= Scott Boorman =

American sociologist (born 1949)

Scott Archer Boorman (born February 1, 1949) is a mathematical sociologist at Yale University.

==Life==
His father, Howard L. Boorman, was a Foreign Service Officer in Beijing, China, and he was born there as Chinese Communists troops entered the city. He received no formal education before enrolling at Harvard College, and had largely completed work on his book, The Protracted Game, which was published in 1971.

He earned his B.A. in Applied Mathematics, and was a Harvard Junior Fellow. He received his Ph.D. in Sociology from Harvard University and was appointed to a full professorship at Penn before moving to Yale. He is also a graduate of Yale Law School.

==Works==
While still a teenager, Boorman wrote The Protracted Game : A Wei-Ch'i Interpretation of Maoist Revolutionary Strategy (1969), an analysis of the U.S. involvement in Vietnam.
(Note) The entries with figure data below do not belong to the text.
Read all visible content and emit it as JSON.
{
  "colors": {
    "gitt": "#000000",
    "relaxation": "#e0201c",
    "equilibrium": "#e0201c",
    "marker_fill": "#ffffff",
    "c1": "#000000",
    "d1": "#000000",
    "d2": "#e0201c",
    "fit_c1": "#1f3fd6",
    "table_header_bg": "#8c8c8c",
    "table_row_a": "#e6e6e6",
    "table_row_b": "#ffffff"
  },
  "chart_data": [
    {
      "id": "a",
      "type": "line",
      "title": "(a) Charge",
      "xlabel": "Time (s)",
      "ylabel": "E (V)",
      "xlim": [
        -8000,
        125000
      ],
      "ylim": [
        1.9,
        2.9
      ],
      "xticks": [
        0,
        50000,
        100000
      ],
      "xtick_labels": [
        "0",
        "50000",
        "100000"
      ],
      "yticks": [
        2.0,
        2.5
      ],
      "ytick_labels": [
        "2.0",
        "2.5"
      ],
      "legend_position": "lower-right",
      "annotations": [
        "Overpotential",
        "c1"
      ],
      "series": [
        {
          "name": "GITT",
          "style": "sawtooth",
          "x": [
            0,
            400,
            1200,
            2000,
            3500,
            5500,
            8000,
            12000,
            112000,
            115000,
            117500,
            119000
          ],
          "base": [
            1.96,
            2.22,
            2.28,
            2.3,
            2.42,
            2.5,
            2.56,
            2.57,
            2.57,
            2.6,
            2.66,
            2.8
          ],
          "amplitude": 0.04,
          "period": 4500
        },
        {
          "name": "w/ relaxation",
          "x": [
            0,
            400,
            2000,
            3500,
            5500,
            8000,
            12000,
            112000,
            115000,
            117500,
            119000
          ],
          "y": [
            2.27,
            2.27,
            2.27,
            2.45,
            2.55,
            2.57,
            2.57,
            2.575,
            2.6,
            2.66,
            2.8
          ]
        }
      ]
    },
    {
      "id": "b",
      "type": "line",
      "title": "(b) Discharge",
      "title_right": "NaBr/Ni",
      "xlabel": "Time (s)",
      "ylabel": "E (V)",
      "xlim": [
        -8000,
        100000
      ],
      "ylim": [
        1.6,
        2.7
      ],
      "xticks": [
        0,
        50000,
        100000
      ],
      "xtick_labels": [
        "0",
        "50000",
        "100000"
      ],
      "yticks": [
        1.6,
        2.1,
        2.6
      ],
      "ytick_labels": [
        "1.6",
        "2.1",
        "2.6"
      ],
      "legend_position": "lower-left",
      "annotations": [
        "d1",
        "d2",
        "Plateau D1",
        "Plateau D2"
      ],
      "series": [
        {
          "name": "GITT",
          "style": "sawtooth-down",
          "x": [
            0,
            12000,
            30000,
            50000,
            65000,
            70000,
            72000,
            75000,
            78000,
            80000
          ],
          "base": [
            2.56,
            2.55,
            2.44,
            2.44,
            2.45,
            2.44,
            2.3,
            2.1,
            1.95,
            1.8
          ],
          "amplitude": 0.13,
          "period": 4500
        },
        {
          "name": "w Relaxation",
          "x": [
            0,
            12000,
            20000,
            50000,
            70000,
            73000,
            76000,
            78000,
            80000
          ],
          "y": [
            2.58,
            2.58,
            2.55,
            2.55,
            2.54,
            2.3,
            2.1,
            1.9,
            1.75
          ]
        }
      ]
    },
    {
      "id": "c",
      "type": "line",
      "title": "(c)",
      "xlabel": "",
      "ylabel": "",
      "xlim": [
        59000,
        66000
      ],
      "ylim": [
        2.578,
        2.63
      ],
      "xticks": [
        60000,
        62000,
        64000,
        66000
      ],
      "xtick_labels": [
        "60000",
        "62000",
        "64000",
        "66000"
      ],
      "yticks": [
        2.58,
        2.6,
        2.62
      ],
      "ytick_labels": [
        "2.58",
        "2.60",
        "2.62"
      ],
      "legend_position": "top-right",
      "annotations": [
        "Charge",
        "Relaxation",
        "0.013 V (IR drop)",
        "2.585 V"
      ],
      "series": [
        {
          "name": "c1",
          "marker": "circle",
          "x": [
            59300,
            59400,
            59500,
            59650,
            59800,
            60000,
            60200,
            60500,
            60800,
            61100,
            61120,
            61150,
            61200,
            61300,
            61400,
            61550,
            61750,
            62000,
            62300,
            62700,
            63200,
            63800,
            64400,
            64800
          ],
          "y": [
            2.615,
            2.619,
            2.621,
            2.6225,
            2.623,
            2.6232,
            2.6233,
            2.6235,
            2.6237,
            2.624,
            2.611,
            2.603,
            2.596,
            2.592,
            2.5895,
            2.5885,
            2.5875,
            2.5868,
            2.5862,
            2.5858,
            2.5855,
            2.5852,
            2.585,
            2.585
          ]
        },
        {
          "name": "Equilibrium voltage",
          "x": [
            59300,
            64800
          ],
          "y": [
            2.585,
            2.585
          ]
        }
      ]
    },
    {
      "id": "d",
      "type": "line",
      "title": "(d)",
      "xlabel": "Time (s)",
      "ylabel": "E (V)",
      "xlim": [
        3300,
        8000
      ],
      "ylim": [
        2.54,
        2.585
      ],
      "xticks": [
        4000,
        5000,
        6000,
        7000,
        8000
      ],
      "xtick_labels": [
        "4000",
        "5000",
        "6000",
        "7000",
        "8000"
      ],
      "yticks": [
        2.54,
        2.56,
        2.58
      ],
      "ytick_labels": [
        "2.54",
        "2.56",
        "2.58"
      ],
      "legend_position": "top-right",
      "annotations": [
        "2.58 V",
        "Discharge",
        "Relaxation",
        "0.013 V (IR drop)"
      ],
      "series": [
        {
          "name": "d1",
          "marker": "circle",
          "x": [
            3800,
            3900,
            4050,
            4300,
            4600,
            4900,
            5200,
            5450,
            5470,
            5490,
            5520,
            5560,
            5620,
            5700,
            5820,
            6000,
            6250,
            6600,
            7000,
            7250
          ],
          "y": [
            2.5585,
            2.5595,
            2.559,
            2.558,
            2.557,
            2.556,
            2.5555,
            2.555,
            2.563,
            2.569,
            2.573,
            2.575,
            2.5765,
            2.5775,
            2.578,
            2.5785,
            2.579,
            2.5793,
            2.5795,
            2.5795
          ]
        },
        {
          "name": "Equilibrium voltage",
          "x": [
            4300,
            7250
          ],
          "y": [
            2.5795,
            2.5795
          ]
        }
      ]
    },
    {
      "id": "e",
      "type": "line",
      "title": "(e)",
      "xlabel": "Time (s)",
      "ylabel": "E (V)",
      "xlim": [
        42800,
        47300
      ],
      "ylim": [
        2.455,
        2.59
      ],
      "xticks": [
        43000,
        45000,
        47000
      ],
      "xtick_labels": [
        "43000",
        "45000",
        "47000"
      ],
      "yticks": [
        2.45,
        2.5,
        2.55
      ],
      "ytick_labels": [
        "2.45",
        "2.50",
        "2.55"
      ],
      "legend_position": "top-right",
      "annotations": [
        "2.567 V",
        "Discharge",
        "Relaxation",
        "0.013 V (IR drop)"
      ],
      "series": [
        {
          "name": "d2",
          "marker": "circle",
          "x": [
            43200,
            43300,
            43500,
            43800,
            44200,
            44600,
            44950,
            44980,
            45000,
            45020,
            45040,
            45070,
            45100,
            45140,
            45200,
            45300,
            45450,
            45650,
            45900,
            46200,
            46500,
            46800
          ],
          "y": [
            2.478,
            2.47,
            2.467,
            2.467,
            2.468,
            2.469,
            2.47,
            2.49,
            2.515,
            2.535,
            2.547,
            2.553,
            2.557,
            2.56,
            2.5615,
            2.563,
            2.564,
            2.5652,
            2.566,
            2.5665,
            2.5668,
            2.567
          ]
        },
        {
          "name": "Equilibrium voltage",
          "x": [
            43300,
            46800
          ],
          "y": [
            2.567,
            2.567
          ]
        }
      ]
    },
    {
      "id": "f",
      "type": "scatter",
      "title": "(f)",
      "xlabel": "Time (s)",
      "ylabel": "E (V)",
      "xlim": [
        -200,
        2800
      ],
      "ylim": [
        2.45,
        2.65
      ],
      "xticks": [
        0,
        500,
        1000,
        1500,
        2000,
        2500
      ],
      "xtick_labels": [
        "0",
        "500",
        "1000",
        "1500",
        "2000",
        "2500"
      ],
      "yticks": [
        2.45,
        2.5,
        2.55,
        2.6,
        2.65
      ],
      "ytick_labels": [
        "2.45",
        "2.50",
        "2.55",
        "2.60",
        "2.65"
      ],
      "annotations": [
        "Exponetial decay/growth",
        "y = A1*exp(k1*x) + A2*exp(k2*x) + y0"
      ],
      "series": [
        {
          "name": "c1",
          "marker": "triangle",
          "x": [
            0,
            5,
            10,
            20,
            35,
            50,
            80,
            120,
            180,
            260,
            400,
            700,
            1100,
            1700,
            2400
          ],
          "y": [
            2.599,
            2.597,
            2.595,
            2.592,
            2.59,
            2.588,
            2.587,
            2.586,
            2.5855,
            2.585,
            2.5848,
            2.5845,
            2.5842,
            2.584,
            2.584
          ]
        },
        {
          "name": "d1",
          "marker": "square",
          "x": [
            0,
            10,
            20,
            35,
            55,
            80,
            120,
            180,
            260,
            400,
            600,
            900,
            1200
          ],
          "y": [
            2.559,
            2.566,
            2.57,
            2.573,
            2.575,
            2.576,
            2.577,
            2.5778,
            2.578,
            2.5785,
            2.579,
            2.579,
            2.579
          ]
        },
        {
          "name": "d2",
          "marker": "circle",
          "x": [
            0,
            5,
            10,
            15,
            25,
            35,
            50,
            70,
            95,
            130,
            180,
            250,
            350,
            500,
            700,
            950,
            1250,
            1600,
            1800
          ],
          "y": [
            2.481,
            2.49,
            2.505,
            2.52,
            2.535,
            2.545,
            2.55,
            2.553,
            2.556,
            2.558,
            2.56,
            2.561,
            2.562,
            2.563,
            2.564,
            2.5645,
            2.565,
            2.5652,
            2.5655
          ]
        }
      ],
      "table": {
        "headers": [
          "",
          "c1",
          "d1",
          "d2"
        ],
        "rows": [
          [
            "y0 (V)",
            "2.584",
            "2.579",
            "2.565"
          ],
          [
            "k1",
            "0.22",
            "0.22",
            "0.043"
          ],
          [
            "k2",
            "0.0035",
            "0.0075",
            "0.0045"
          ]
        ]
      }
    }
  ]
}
He shows that the U.S. thought it was playing Chess, while in fact the game was Wei-Ch'i (also known as Go).

He systematically explores the similarity between the military strategies of Chinese Communist insurgency and the Chinese board game wei-ch’i, in contrast to parallel U.S. analyses of the same events. Boorman also argues that wei-chi's analysis of a strategic system presents a more sophisticated and flexible form of game theory than the traditional western models of strategic choice.

His book, Genetics of Altruism (1980) uses mathematical population genetics to analyze the development of sociality and altruism through three modes of selection: group, kin and reciprocity.